Каравелла – это лучший корабль, когда-либо бороздивший моря.
Кто измерит мощь океана? Кто охватит глазом беспредельное небо, бесконечную даль воды?
Волны, волны… Им нет ни начала, ни конца – они повсюду, то лёгкие и игривые, то штормовые и грозные, стремящиеся, как голодные звери, пожрать всё на своем пути.
Уже много дней качали волны океана «Санта-Инес». Изменчив, непостоянен океан. У него свои законы, и, подчиняясь им, каравелла то неслась, раздувая белые паруса, то беспомощно замирала на месте. Тогда бородатый боцман, мастерски посылая в воду плевок, говорил, глядя в безоблачное небо: «Ветром и шляпы не наполнишь!» Эти слова означали наступление штиля.

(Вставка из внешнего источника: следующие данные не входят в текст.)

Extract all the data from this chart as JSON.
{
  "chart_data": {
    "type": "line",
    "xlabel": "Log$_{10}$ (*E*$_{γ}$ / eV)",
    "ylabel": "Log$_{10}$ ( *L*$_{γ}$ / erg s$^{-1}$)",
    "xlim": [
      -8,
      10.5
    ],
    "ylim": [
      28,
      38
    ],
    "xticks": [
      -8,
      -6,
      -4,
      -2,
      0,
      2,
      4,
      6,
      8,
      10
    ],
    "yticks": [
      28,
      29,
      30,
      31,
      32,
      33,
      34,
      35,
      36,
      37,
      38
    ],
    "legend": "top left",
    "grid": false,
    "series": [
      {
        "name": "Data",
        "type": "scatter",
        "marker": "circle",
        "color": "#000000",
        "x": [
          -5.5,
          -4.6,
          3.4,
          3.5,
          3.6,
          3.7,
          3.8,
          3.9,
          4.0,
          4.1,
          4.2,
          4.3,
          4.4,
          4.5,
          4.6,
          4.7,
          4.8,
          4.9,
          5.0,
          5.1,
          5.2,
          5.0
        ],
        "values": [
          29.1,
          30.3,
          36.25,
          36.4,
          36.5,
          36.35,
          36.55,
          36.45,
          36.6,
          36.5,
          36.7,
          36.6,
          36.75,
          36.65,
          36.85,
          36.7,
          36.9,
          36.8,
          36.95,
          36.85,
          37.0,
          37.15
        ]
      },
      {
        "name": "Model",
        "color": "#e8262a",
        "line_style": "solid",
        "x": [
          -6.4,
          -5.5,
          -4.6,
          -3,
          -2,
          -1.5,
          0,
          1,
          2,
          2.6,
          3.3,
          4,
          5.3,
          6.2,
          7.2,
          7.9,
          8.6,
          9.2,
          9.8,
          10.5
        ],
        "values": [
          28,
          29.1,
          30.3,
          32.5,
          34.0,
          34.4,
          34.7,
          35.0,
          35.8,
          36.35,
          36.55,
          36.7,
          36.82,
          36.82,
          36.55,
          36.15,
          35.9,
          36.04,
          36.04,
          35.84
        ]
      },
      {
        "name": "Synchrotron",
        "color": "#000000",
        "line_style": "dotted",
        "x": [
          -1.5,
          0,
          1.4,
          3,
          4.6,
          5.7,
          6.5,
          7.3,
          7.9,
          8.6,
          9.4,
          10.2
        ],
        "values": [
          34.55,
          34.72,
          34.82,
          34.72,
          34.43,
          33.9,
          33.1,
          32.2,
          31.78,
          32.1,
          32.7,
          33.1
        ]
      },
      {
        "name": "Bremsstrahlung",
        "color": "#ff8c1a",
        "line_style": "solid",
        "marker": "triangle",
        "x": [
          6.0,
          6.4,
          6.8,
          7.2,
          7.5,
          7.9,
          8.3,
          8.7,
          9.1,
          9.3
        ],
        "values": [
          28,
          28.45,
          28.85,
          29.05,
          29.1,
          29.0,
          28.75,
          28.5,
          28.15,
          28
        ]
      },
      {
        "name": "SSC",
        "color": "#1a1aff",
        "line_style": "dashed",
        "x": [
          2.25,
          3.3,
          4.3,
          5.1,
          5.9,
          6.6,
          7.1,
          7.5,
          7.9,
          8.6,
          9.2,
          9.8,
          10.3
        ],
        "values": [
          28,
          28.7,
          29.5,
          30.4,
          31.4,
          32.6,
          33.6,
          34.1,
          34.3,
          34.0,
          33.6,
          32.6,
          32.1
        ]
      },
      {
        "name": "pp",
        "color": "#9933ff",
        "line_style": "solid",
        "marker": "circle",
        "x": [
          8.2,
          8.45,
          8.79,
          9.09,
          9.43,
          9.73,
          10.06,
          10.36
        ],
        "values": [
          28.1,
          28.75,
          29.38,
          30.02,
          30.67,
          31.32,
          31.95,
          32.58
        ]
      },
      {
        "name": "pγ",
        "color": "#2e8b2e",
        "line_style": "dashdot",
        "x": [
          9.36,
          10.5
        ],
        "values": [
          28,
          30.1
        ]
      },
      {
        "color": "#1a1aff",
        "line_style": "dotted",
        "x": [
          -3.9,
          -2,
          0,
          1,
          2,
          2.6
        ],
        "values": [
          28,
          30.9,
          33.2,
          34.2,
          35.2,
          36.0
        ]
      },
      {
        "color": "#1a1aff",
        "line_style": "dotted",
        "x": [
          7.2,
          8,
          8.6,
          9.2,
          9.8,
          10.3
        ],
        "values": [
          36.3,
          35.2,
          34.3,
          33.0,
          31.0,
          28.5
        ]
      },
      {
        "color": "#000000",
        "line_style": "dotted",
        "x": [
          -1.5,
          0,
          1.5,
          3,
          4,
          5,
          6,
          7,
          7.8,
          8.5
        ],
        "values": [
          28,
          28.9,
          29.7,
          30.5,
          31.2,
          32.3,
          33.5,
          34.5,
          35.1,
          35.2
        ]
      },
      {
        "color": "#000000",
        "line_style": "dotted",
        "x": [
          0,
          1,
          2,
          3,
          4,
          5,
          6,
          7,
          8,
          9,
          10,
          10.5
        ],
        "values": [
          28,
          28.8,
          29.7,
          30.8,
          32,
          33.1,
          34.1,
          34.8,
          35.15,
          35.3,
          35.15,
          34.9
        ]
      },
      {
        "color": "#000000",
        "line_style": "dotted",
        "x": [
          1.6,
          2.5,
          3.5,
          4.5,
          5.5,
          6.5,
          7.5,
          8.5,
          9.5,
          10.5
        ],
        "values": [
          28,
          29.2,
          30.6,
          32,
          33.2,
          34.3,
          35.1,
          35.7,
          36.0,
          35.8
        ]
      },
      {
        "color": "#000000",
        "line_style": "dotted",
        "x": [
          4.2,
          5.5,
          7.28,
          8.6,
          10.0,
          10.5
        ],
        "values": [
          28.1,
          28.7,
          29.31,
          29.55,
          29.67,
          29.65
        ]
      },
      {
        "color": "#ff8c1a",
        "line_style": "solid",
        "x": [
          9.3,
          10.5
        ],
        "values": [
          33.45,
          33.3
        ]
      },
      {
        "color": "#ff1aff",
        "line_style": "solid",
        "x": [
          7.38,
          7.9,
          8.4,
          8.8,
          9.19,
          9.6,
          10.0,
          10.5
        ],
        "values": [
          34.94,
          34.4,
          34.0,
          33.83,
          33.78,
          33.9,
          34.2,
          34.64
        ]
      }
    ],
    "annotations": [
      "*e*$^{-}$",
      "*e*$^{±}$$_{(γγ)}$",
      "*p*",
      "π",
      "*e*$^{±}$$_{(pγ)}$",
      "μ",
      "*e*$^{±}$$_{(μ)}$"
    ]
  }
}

Обессиленные паруса беспомощно повисали вдоль мачт, а матросы закидывали удочки за борт корабля. Но штиль проходил, и вновь паруса гигантскими крыльями взмывали к небу, и резал зелёную воду высокий бушприт. Так миновали мыс Нос – «Дальше пути нет», – за которым ещё совсем недавно судоходство считалось невозможным, затем Канарские острова и мыс Бохадор, встретивший каравеллу сильным обратным течением.
На одном из островов Зелёного мыса была сделана недолгая стоянка: запаслись водой и дровами. И вновь бескрайняя ширь океана.
Жизнь на корабле шла обычным чередом. Она была размерена звоном колокола, в который каждые полчаса звонил юнга, переворачивая склянки песочных часов: восемь склянок – смена вахты, сорок восемь – сутки прочь.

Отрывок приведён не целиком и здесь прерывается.